GEMBALA YANG JAHAT
Hari Minggu Biasa XVI
Bacaan 1 : Yer. 23:1-6; Bacaan 2. Ef. 2:13-18; Bacaan Injil : Mrk. 6:30-34.
Dalam bacaan pertama kita menemui kisah tentang murka Allah kepada gembala yang jahat pada jaman nabi Yeremia: “Celakalah para gembala yang membiarkan kambing domba gembalaan-Ku hilang dan terserak!”. Gembala-gembala itu disebut jahat karena membiarkan kambing dombanya (orang Israel) tercerai berai dan tidak menjaganya. Pada jaman ini, kira-kira siapakah yang bisa kita sebut sebagai gembala yang jahat?
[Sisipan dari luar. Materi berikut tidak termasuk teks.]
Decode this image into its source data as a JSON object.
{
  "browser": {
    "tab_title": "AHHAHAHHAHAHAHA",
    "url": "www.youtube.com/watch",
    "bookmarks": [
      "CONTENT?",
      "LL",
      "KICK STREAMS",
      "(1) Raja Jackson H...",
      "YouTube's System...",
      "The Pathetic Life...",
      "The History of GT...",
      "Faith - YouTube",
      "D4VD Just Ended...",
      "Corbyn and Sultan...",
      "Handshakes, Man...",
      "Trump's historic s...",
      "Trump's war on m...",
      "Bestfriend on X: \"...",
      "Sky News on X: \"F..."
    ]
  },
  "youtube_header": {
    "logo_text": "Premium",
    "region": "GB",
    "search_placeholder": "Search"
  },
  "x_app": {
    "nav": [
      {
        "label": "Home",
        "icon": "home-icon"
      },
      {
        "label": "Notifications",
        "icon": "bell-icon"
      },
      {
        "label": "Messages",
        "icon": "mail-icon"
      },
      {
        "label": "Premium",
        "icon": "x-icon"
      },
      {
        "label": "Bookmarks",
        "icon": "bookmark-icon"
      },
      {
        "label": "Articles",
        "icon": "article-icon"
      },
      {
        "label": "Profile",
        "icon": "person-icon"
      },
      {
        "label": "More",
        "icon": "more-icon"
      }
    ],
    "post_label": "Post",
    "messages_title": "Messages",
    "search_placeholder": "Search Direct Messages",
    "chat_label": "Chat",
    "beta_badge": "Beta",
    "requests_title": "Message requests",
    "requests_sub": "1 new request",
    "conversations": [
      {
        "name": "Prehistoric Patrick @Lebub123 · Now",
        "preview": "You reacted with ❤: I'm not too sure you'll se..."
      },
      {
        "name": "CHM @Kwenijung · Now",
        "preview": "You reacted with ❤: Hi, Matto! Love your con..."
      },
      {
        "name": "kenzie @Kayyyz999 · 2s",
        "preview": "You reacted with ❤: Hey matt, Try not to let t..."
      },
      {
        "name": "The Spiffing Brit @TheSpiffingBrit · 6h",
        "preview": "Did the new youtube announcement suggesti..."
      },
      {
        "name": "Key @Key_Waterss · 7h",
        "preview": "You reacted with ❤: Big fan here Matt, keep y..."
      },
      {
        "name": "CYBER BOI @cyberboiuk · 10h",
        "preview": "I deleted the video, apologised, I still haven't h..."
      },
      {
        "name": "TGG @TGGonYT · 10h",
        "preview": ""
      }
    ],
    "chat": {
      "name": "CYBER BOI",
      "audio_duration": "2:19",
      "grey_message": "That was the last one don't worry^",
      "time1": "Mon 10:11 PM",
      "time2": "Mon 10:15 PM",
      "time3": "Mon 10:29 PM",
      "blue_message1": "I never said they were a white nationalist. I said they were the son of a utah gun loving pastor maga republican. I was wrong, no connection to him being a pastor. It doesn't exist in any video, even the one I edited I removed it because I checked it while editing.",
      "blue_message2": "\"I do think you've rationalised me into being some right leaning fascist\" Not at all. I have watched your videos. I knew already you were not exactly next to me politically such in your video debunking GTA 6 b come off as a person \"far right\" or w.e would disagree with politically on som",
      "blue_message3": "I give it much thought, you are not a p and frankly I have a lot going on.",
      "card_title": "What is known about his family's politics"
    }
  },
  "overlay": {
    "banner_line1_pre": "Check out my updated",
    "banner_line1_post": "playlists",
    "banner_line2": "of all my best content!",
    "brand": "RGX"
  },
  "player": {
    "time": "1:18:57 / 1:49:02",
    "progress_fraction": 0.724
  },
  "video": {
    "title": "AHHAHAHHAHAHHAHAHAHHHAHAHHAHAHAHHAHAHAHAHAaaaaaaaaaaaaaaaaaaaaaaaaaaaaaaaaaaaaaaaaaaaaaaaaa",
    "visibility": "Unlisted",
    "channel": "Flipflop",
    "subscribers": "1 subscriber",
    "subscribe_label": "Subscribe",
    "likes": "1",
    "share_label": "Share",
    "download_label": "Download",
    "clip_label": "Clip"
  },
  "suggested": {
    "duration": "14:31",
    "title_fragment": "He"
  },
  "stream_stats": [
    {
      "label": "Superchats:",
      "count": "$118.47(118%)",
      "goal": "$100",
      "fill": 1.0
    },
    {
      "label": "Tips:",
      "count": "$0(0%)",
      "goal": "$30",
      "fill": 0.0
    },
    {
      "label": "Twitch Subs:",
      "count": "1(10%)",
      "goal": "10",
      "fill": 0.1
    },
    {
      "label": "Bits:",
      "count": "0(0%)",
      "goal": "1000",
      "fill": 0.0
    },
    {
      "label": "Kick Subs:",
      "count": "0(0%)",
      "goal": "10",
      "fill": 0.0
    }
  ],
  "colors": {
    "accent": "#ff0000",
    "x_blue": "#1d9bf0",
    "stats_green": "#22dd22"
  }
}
Bila kita mengikuti bacaan selama dua minggu terakhir kita akan menemukan suatu penekanan besar akan tugas perutusan kita. Karena kita sebenarnya adalah domba, sekaligus juga gembala, dimana domba adalah tubuh kita beserta keinginan-keinginannya entah itu baik atau buruk, sedangkan gembala adalah yang memimpin dan mengatur domba-dombanya, yaitu pikiran serta kesadaran kita. Dan disinilah letak tantangannya, karena hidup jaman sekarang ditandai dengan makin meningkatnya kecemasan dan kekuatiran yang disebabkan naiknya tuntutan dan beban hidup. Bahkan makin banyak orang hidup dari hari kehari dengan waktu yang lewat begitu cepatnya tanpa makna, banyak juga orang yang sudah tidak menjadi tuan atas dirinya sendiri, dikuasai pekerjaan, target, kekuatiran, kecanduan serta kebiasaan. Dengan meningkatnya teknologi, makin banyak yang bisa kita capai, tetapi ternyata makin kurang berartilah pencapaian kita. Bila seperti itulah keadaan kita, gembala yang akan membawa dan mengarahkan kemanakah hidup kita? Sekedar mengisi pundi-pundi harta dan berbagai kepuasan sebelum kita ternyata sudah menjadi tua… lalu berlalu begitu saja? Apakah seluruh hidup kita hanya bertujuan untuk memenuhi kebutuhan hidup saja? Marilah kita mendengarkan perkataan Yesus dalam Injil hari ini: “Marilah ke tempat yang sunyi, supaya kita sendirian, dan beristirahatlah seketika!”. Karena kita perlu merenungkan makna dan tujuan hidup kita sebelum semuanya terlambat. Dan memahami apa yang dikatakan Paulus tentang Kristus dalam bacaan kedua: “Karena Dialah damai sejahtera kita, yang telah mempersatukan kedua pihak dan yang telah merubuhkan tembok pemisah, yaitu perseteruan” yaitu segala perseteruan didalam hati terdalam kita.